CHARACTERIZATION OF THE ESOPHAGEAL TISSUE BY SINGLE CELL RNA SEQUENCING IN PEDIATRIC PATIENTS WITH EOSINOPHILIC ESOPHAGITIS AND IDENTIFICATION OF NOVEL BIOMARKERS TO PREDICT THE EARLY RELAPSE TO THE DISEASE
Eosinophilic esophagitis (EoE) is a recently described disease in which exposure to specific foods and allergens leads to type 2 inflammation. EoE has risen rapidly over the last 15 years in western countries. The pathogenesis of EoE results from the complex interaction between genetics and environment.
The first goal of the study will be to compare the transcriptome at a single cell resolution of the esophageal tissue taken from two pediatric patients with EoE and one age-matched healthy control, by using the single cell RNA sequencing (scRNA seq) technology, in order to delineate into specific cell subpopulations expressing unique sets of genes. Interestingly, biopsy samples will be taken from both the proximal and distal district of the esophagus of patients and control to highlight possible differences in their involvement in the disease pathogenesis. Results will allow to extend the knowledge on the pathogenesis of EoE by characterizing cell subsets and heterogeneity, identifying rare cell populations with a specific role in the disease development and discovering new markers able to discriminate between health and diseased tissues.

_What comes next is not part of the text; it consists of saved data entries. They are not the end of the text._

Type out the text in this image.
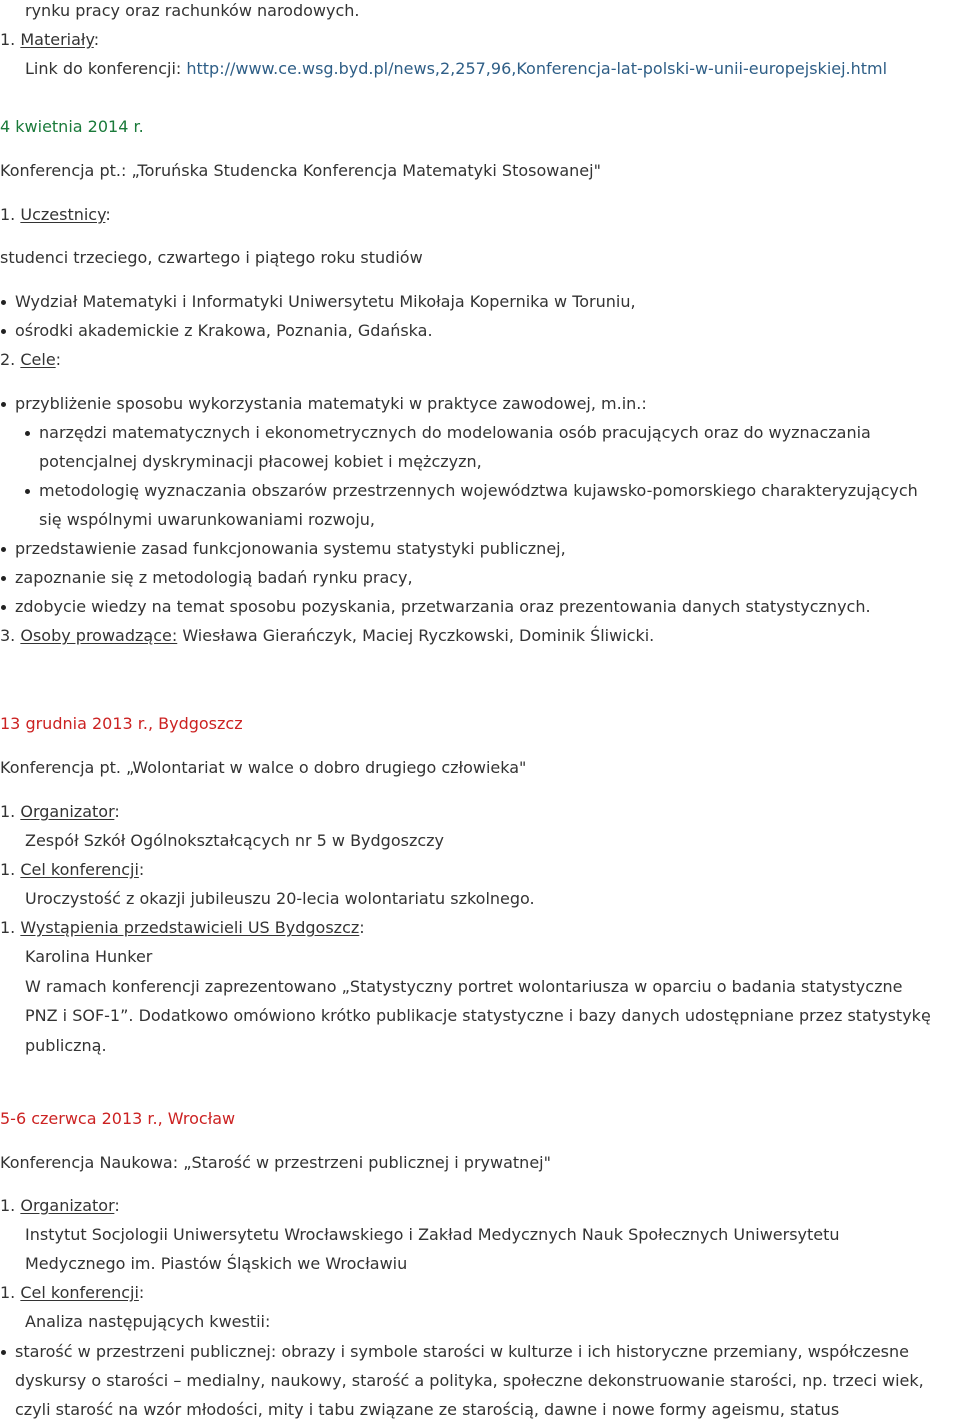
rynku pracy oraz rachunków narodowych.
1. Materiały:
Link do konferencji: http://www.ce.wsg.byd.pl/news,2,257,96,Konferencja-lat-polski-w-unii-europejskiej.html
4 kwietnia 2014 r.
Konferencja pt.: „Toruńska Studencka Konferencja Matematyki Stosowanej"
1. Uczestnicy:
studenci trzeciego, czwartego i piątego roku studiów
Wydział Matematyki i Informatyki Uniwersytetu Mikołaja Kopernika w Toruniu,
ośrodki akademickie z Krakowa, Poznania, Gdańska.
2. Cele:
przybliżenie sposobu wykorzystania matematyki w praktyce zawodowej, m.in.:
narzędzi matematycznych i ekonometrycznych do modelowania osób pracujących oraz do wyznaczania
potencjalnej dyskryminacji płacowej kobiet i mężczyzn,
metodologię wyznaczania obszarów przestrzennych województwa kujawsko-pomorskiego charakteryzujących
się wspólnymi uwarunkowaniami rozwoju,
przedstawienie zasad funkcjonowania systemu statystyki publicznej,
zapoznanie się z metodologią badań rynku pracy,
zdobycie wiedzy na temat sposobu pozyskania, przetwarzania oraz prezentowania danych statystycznych.
3. Osoby prowadzące: Wiesława Gierańczyk, Maciej Ryczkowski, Dominik Śliwicki.
13 grudnia 2013 r., Bydgoszcz
Konferencja pt. „Wolontariat w walce o dobro drugiego człowieka"
1. Organizator:
Zespół Szkół Ogólnokształcących nr 5 w Bydgoszczy
1. Cel konferencji:
Uroczystość z okazji jubileuszu 20-lecia wolontariatu szkolnego.
1. Wystąpienia przedstawicieli US Bydgoszcz:
Karolina Hunker
W ramach konferencji zaprezentowano „Statystyczny portret wolontariusza w oparciu o badania statystyczne
PNZ i SOF-1”. Dodatkowo omówiono krótko publikacje statystyczne i bazy danych udostępniane przez statystykę
publiczną.
5-6 czerwca 2013 r., Wrocław
Konferencja Naukowa: „Starość w przestrzeni publicznej i prywatnej"
1. Organizator:
Instytut Socjologii Uniwersytetu Wrocławskiego i Zakład Medycznych Nauk Społecznych Uniwersytetu
Medycznego im. Piastów Śląskich we Wrocławiu
1. Cel konferencji:
Analiza następujących kwestii:
starość w przestrzeni publicznej: obrazy i symbole starości w kulturze i ich historyczne przemiany, współczesne
dyskursy o starości – medialny, naukowy, starość a polityka, społeczne dekonstruowanie starości, np. trzeci wiek,
czyli starość na wzór młodości, mity i tabu związane ze starością, dawne i nowe formy ageismu, status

Furthermore, in a previous study, we showed for the first time that the different tendencies to relapse in children with EoE responding to topical steroids was related to an altered transcriptome profile. In particular, the gene SERPINB12 was differentially expressed among patients with early or late relapse.
Thus, a second goal of the project will be to confirm in a cohort of 40 EoE pediatric patients the ability of SERPINB12 to discriminate between patients having a relapse within 6 months after the end of therapy and those with a longer steroid-free remission, by using RT-PCR. Results will allow to better define the steroid-dependency and provide clinicians with a valid tool to predict relapse.